Intermediate representation TREE

In Tiger, the Tree language is used as both HIR (High-Level Intermediate Representation) and LIR (Low-Level Intermediate Representation).

In the industry there are different intermediate languages, here are some of them:
Tree language

Here’s a description of the Tree language used as an intermediate representation in compilers. This language was designed by Andrew Appel.

It is used in compilers to represent source code before it is transformed into machine code. It is a low-level language that is easier to manipulate and optimize than the original source code.

HIR is defined by the following grammar:
(* Expressions creation. *)
Exp = "const" int
 |  "name" Label
 |  "temp" Temp
 |  "binop" Oper Exp Exp
 |  "mem" Exp
 |  "call" Exp [{Exp}] "call end"
 |  "eseq" Stm Exp
;

(* Statements creation. *)
Stm = "move" Exp Exp
 |  "sxp" Exp
 |  "jump" Exp Label
 |  "cjump" Relop Exp Exp Label Label
 |  "seq" [{Stm}] "seq end"
 |  "label" Label
 |  "label" Label Literal
 ;

(* Operators creation. *)
Oper  = "add" | "sub" | "mul" | "div" | "mod";
Relop = "eq" | "ne" | "lt" | "gt" | "le" | "ge";
 
Label = Ident;
Temp = fp | rv | sp | Ident;
fp = "fp" | "$fp";
sp    = "sp" | "$sp";
rv = "rv" | "$v0";
Ident = "[$a-zA-Z_][$a-zA-Z_0-9]*";

(* In addition, the following alternative syntax for operators is supported *)
Oper = "(+)"  | "(-)" | "(*)" | "(/)" | "(%)";
Relop = "(=)" | "(<>)" | "(<)" | "(>)" | "(<=)" | "(>=)";
List of trees Instructions

Here is the list of all instructions in the Tree language, and you can find more details in the book (Modern Compiler Implementation).

CONST(i):
  • The integer constant i.

NAME(n):
  • The symbolic constant n (corresponding to an assembly register)

BINOP (o, e1,e2):
  • The application of binary operator o to operands e1 and e2.

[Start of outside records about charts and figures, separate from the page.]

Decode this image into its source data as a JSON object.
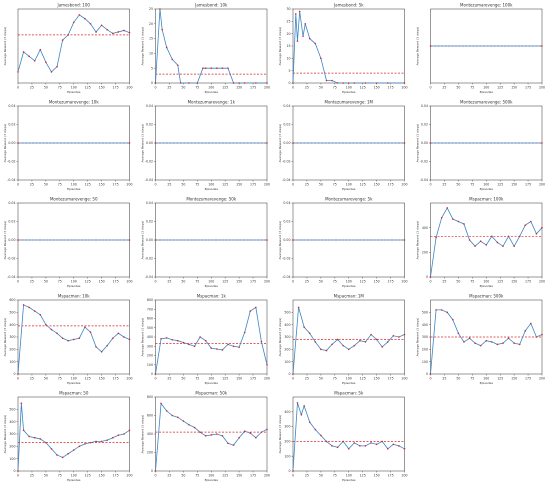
{
  "style": {
    "line_color": "#3a86c8",
    "mean_color": "#d62728",
    "marker_color": "#d62728",
    "axis_color": "#333333"
  },
  "chart_data": [
    {
      "type": "line",
      "title": "Jamesbond: 100",
      "xlabel": "Episodes",
      "ylabel": "Average Reward (3 steps)",
      "x_ticks": [
        0,
        25,
        50,
        75,
        100,
        125,
        150,
        175,
        200
      ],
      "y_ticks": [],
      "xlim": [
        0,
        200
      ],
      "ylim": [
        0,
        10
      ],
      "mean": 6.5,
      "series": [
        {
          "x": [
            0,
            10,
            20,
            30,
            40,
            50,
            60,
            70,
            80,
            90,
            100,
            110,
            120,
            130,
            140,
            150,
            160,
            170,
            180,
            190,
            200
          ],
          "values": [
            1.5,
            4.2,
            3.6,
            3.0,
            4.5,
            2.8,
            1.5,
            2.2,
            5.8,
            6.5,
            8.2,
            9.2,
            8.7,
            8.0,
            6.9,
            7.8,
            7.2,
            6.7,
            6.9,
            7.1,
            6.8
          ]
        }
      ]
    },
    {
      "type": "line",
      "title": "Jamesbond: 10k",
      "xlabel": "Episodes",
      "ylabel": "Average Reward (3 steps)",
      "x_ticks": [
        0,
        25,
        50,
        75,
        100,
        125,
        150,
        175,
        200
      ],
      "y_ticks": [
        0,
        5,
        10,
        15,
        20,
        25
      ],
      "xlim": [
        0,
        200
      ],
      "ylim": [
        0,
        25
      ],
      "mean": 3.0,
      "series": [
        {
          "x": [
            0,
            8,
            12,
            20,
            30,
            40,
            45,
            60,
            75,
            85,
            90,
            100,
            110,
            120,
            130,
            140,
            150,
            160,
            180,
            200
          ],
          "values": [
            0,
            25,
            18,
            12,
            8,
            6,
            0,
            0,
            0,
            5,
            5,
            5,
            5,
            5,
            5,
            0,
            0,
            0,
            0,
            0
          ]
        }
      ]
    },
    {
      "type": "line",
      "title": "Jamesbond: 5k",
      "xlabel": "Episodes",
      "ylabel": "Average Reward (3 steps)",
      "x_ticks": [
        0,
        25,
        50,
        75,
        100,
        125,
        150,
        175,
        200
      ],
      "y_ticks": [
        0,
        5,
        10,
        15,
        20,
        25,
        30
      ],
      "xlim": [
        0,
        200
      ],
      "ylim": [
        0,
        30
      ],
      "mean": 4.0,
      "series": [
        {
          "x": [
            0,
            5,
            8,
            12,
            18,
            22,
            30,
            40,
            50,
            60,
            70,
            80,
            90,
            100,
            110,
            130,
            150,
            170,
            200
          ],
          "values": [
            0,
            28,
            17,
            29,
            19,
            24,
            18,
            16,
            10,
            1,
            1,
            0,
            0,
            0,
            0,
            0,
            0,
            0,
            0
          ]
        }
      ]
    },
    {
      "type": "line",
      "title": "Montezumarevenge: 100k",
      "xlabel": "Episodes",
      "ylabel": "Average Reward (3 steps)",
      "x_ticks": [
        0,
        25,
        50,
        75,
        100,
        125,
        150,
        175,
        200
      ],
      "y_ticks": [],
      "xlim": [
        0,
        200
      ],
      "ylim": [
        -0.04,
        0.04
      ],
      "mean": 0.0,
      "series": [
        {
          "x": [
            0,
            200
          ],
          "values": [
            0,
            0
          ]
        }
      ]
    },
    {
      "type": "line",
      "title": "Montezumarevenge: 10k",
      "xlabel": "Episodes",
      "ylabel": "Average Reward (3 steps)",
      "x_ticks": [
        0,
        25,
        50,
        75,
        100,
        125,
        150,
        175,
        200
      ],
      "y_ticks": [
        "-0.04",
        "-0.02",
        "0.00",
        "0.02",
        "0.04"
      ],
      "xlim": [
        0,
        200
      ],
      "ylim": [
        -0.04,
        0.04
      ],
      "mean": 0.0,
      "series": [
        {
          "x": [
            0,
            200
          ],
          "values": [
            0,
            0
          ]
        }
      ]
    },
    {
      "type": "line",
      "title": "Montezumarevenge: 1k",
      "xlabel": "Episodes",
      "ylabel": "Average Reward (3 steps)",
      "x_ticks": [
        0,
        25,
        50,
        75,
        100,
        125,
        150,
        175,
        200
      ],
      "y_ticks": [
        "-0.04",
        "-0.02",
        "0.00",
        "0.02",
        "0.04"
      ],
      "xlim": [
        0,
        200
      ],
      "ylim": [
        -0.04,
        0.04
      ],
      "mean": 0.0,
      "series": [
        {
          "x": [
            0,
            200
          ],
          "values": [
            0,
            0
          ]
        }
      ]
    },
    {
      "type": "line",
      "title": "Montezumarevenge: 1M",
      "xlabel": "Episodes",
      "ylabel": "Average Reward (3 steps)",
      "x_ticks": [
        0,
        25,
        50,
        75,
        100,
        125,
        150,
        175,
        200
      ],
      "y_ticks": [
        "-0.04",
        "-0.02",
        "0.00",
        "0.02",
        "0.04"
      ],
      "xlim": [
        0,
        200
      ],
      "ylim": [
        -0.04,
        0.04
      ],
      "mean": 0.0,
      "series": [
        {
          "x": [
            0,
            200
          ],
          "values": [
            0,
            0
          ]
        }
      ]
    },
    {
      "type": "line",
      "title": "Montezumarevenge: 500k",
      "xlabel": "Episodes",
      "ylabel": "Average Reward (3 steps)",
      "x_ticks": [
        0,
        25,
        50,
        75,
        100,
        125,
        150,
        175,
        200
      ],
      "y_ticks": [
        "-0.04",
        "-0.02",
        "0.00",
        "0.02",
        "0.04"
      ],
      "xlim": [
        0,
        200
      ],
      "ylim": [
        -0.04,
        0.04
      ],
      "mean": 0.0,
      "series": [
        {
          "x": [
            0,
            200
          ],
          "values": [
            0,
            0
          ]
        }
      ]
    },
    {
      "type": "line",
      "title": "Montezumarevenge: 50",
      "xlabel": "Episodes",
      "ylabel": "Average Reward (3 steps)",
      "x_ticks": [
        0,
        25,
        50,
        75,
        100,
        125,
        150,
        175,
        200
      ],
      "y_ticks": [
        "-0.04",
        "-0.02",
        "0.00",
        "0.02",
        "0.04"
      ],
      "xlim": [
        0,
        200
      ],
      "ylim": [
        -0.04,
        0.04
      ],
      "mean": 0.0,
      "series": [
        {
          "x": [
            0,
            200
          ],
          "values": [
            0,
            0
          ]
        }
      ]
    },
    {
      "type": "line",
      "title": "Montezumarevenge: 50k",
      "xlabel": "Episodes",
      "ylabel": "Average Reward (3 steps)",
      "x_ticks": [
        0,
        25,
        50,
        75,
        100,
        125,
        150,
        175,
        200
      ],
      "y_ticks": [
        "-0.04",
        "-0.02",
        "0.00",
        "0.02",
        "0.04"
      ],
      "xlim": [
        0,
        200
      ],
      "ylim": [
        -0.04,
        0.04
      ],
      "mean": 0.0,
      "series": [
        {
          "x": [
            0,
            200
          ],
          "values": [
            0,
            0
          ]
        }
      ]
    },
    {
      "type": "line",
      "title": "Montezumarevenge: 5k",
      "xlabel": "Episodes",
      "ylabel": "Average Reward (3 steps)",
      "x_ticks": [
        0,
        25,
        50,
        75,
        100,
        125,
        150,
        175,
        200
      ],
      "y_ticks": [
        "-0.04",
        "-0.02",
        "0.00",
        "0.02",
        "0.04"
      ],
      "xlim": [
        0,
        200
      ],
      "ylim": [
        -0.04,
        0.04
      ],
      "mean": 0.0,
      "series": [
        {
          "x": [
            0,
            200
          ],
          "values": [
            0,
            0
          ]
        }
      ]
    },
    {
      "type": "line",
      "title": "Mspacman: 100k",
      "xlabel": "Episodes",
      "ylabel": "Average Reward (3 steps)",
      "x_ticks": [
        0,
        25,
        50,
        75,
        100,
        125,
        150,
        175,
        200
      ],
      "y_ticks": [
        0,
        200,
        400
      ],
      "xlim": [
        0,
        200
      ],
      "ylim": [
        0,
        600
      ],
      "mean": 330,
      "series": [
        {
          "x": [
            0,
            10,
            20,
            30,
            40,
            50,
            60,
            70,
            80,
            90,
            100,
            110,
            120,
            130,
            140,
            150,
            160,
            170,
            180,
            190,
            200
          ],
          "values": [
            0,
            320,
            480,
            560,
            470,
            450,
            430,
            300,
            250,
            290,
            260,
            330,
            280,
            250,
            330,
            250,
            330,
            420,
            450,
            350,
            400
          ]
        }
      ]
    },
    {
      "type": "line",
      "title": "Mspacman: 10k",
      "xlabel": "Episodes",
      "ylabel": "Average Reward (3 steps)",
      "x_ticks": [
        0,
        25,
        50,
        75,
        100,
        125,
        150,
        175,
        200
      ],
      "y_ticks": [
        0,
        100,
        200,
        300,
        400,
        500,
        600
      ],
      "xlim": [
        0,
        200
      ],
      "ylim": [
        0,
        600
      ],
      "mean": 390,
      "series": [
        {
          "x": [
            0,
            10,
            20,
            30,
            40,
            50,
            60,
            70,
            80,
            90,
            100,
            110,
            120,
            130,
            140,
            150,
            160,
            170,
            180,
            190,
            200
          ],
          "values": [
            0,
            560,
            540,
            510,
            480,
            400,
            360,
            330,
            290,
            270,
            280,
            290,
            380,
            340,
            220,
            180,
            230,
            290,
            330,
            300,
            280
          ]
        }
      ]
    },
    {
      "type": "line",
      "title": "Mspacman: 1k",
      "xlabel": "Episodes",
      "ylabel": "Average Reward (3 steps)",
      "x_ticks": [
        0,
        25,
        50,
        75,
        100,
        125,
        150,
        175,
        200
      ],
      "y_ticks": [
        0,
        100,
        200,
        300,
        400,
        500,
        600,
        700,
        800
      ],
      "xlim": [
        0,
        200
      ],
      "ylim": [
        0,
        800
      ],
      "mean": 330,
      "series": [
        {
          "x": [
            0,
            10,
            20,
            30,
            40,
            50,
            60,
            70,
            80,
            90,
            100,
            110,
            120,
            130,
            140,
            150,
            160,
            170,
            180,
            190,
            200
          ],
          "values": [
            0,
            380,
            390,
            370,
            360,
            340,
            320,
            300,
            400,
            360,
            280,
            270,
            260,
            320,
            300,
            290,
            450,
            680,
            720,
            350,
            100
          ]
        }
      ]
    },
    {
      "type": "line",
      "title": "Mspacman: 1M",
      "xlabel": "Episodes",
      "ylabel": "Average Reward (3 steps)",
      "x_ticks": [
        0,
        25,
        50,
        75,
        100,
        125,
        150,
        175,
        200
      ],
      "y_ticks": [
        0,
        100,
        200,
        300,
        400,
        500
      ],
      "xlim": [
        0,
        200
      ],
      "ylim": [
        0,
        600
      ],
      "mean": 280,
      "series": [
        {
          "x": [
            0,
            10,
            20,
            30,
            40,
            50,
            60,
            70,
            80,
            90,
            100,
            110,
            120,
            130,
            140,
            150,
            160,
            170,
            180,
            190,
            200
          ],
          "values": [
            0,
            540,
            380,
            330,
            260,
            200,
            190,
            240,
            280,
            230,
            200,
            230,
            270,
            260,
            320,
            280,
            220,
            260,
            310,
            300,
            320
          ]
        }
      ]
    },
    {
      "type": "line",
      "title": "Mspacman: 500k",
      "xlabel": "Episodes",
      "ylabel": "Average Reward (3 steps)",
      "x_ticks": [
        0,
        25,
        50,
        75,
        100,
        125,
        150,
        175,
        200
      ],
      "y_ticks": [
        0,
        100,
        200,
        300,
        400,
        500
      ],
      "xlim": [
        0,
        200
      ],
      "ylim": [
        0,
        600
      ],
      "mean": 300,
      "series": [
        {
          "x": [
            0,
            10,
            20,
            30,
            40,
            50,
            60,
            70,
            80,
            90,
            100,
            110,
            120,
            130,
            140,
            150,
            160,
            170,
            180,
            190,
            200
          ],
          "values": [
            0,
            520,
            520,
            500,
            440,
            330,
            260,
            290,
            250,
            230,
            270,
            260,
            240,
            250,
            290,
            250,
            240,
            350,
            410,
            300,
            320
          ]
        }
      ]
    },
    {
      "type": "line",
      "title": "Mspacman: 50",
      "xlabel": "Episodes",
      "ylabel": "Average Reward (3 steps)",
      "x_ticks": [
        0,
        25,
        50,
        75,
        100,
        125,
        150,
        175,
        200
      ],
      "y_ticks": [
        0,
        100,
        200,
        300,
        400,
        500
      ],
      "xlim": [
        0,
        200
      ],
      "ylim": [
        0,
        600
      ],
      "mean": 230,
      "series": [
        {
          "x": [
            0,
            6,
            10,
            20,
            30,
            40,
            50,
            60,
            70,
            80,
            90,
            100,
            110,
            120,
            130,
            140,
            150,
            160,
            170,
            180,
            190,
            200
          ],
          "values": [
            0,
            550,
            330,
            280,
            270,
            260,
            230,
            180,
            130,
            110,
            140,
            170,
            200,
            220,
            230,
            240,
            240,
            250,
            270,
            290,
            300,
            330
          ]
        }
      ]
    },
    {
      "type": "line",
      "title": "Mspacman: 50k",
      "xlabel": "Episodes",
      "ylabel": "Average Reward (3 steps)",
      "x_ticks": [
        0,
        25,
        50,
        75,
        100,
        125,
        150,
        175,
        200
      ],
      "y_ticks": [
        0,
        200,
        400,
        600,
        800
      ],
      "xlim": [
        0,
        200
      ],
      "ylim": [
        0,
        800
      ],
      "mean": 420,
      "series": [
        {
          "x": [
            0,
            10,
            20,
            30,
            40,
            50,
            60,
            70,
            80,
            90,
            100,
            110,
            120,
            130,
            140,
            150,
            160,
            170,
            180,
            190,
            200
          ],
          "values": [
            0,
            730,
            650,
            600,
            580,
            540,
            500,
            470,
            420,
            380,
            390,
            400,
            380,
            300,
            280,
            360,
            430,
            410,
            360,
            420,
            450
          ]
        }
      ]
    },
    {
      "type": "line",
      "title": "Mspacman: 5k",
      "xlabel": "Episodes",
      "ylabel": "Average Reward (3 steps)",
      "x_ticks": [
        0,
        25,
        50,
        75,
        100,
        125,
        150,
        175,
        200
      ],
      "y_ticks": [
        0,
        100,
        200,
        300,
        400
      ],
      "xlim": [
        0,
        200
      ],
      "ylim": [
        0,
        500
      ],
      "mean": 200,
      "series": [
        {
          "x": [
            0,
            8,
            15,
            20,
            30,
            40,
            50,
            60,
            70,
            80,
            90,
            100,
            110,
            120,
            130,
            140,
            150,
            160,
            170,
            180,
            190,
            200
          ],
          "values": [
            0,
            460,
            380,
            440,
            330,
            280,
            240,
            200,
            170,
            160,
            200,
            150,
            190,
            170,
            170,
            190,
            180,
            200,
            150,
            180,
            170,
            150
          ]
        }
      ]
    }
  ]
}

  • There are three types of operators: the integer arithmetic operators (PLUS, MINUS, MUL, DIV) the integer bitwise logical operators (AND, OR, XOR), and the integer shift operators (LSHIFT, RSHIFT).

MEM(e):
  • The contents of wordSize bytes of memory starting at address e.

CALL(f, list):
  • A procedure call: the application of function f to argument list list.

ESEQ(s, e):
  • The statement s is evaluated for side effects, then e is evaluated for a result.

MOVE(TEMP t, e):
  • Evaluate e and move it into temporary t.

MOVE(MEM(e1), e2):
  • Evaluate e1 yielding address a. Then evaluate e2, and store the result at the memory starting at a.

EXP(e):
  • Evaluate e and return the result.

JUMP(e, labels):
  • Transfer control (Jump) to address e. The list of labels labels specifies all possible locations where the expression e can be evaluated, which is necessary for performing dataflow analysis later on.

CJUMP(o, e1, e2, l1, l2):
  • Evaluate expressions e1 and e2, yielding values a, b.

  • Then compare a, b using the operator o. If the result is true , jump to l1; otherwise jump to l2.

SEQ(s1, s2, ..., sN):
  • The statement s1 followed by s2 and another and another.

LABEL(n):
  • Define the constant value of name n. This is like a label definition in assembly language.

Special Temporaries

Some of the temporaries have a special meaning.

fp, $fp
  • The frame pointer.

sp, $sp
  • The stack pointer. One cannot read beyond sp.

rv, $v0
  • The result register. Functions should store their result there.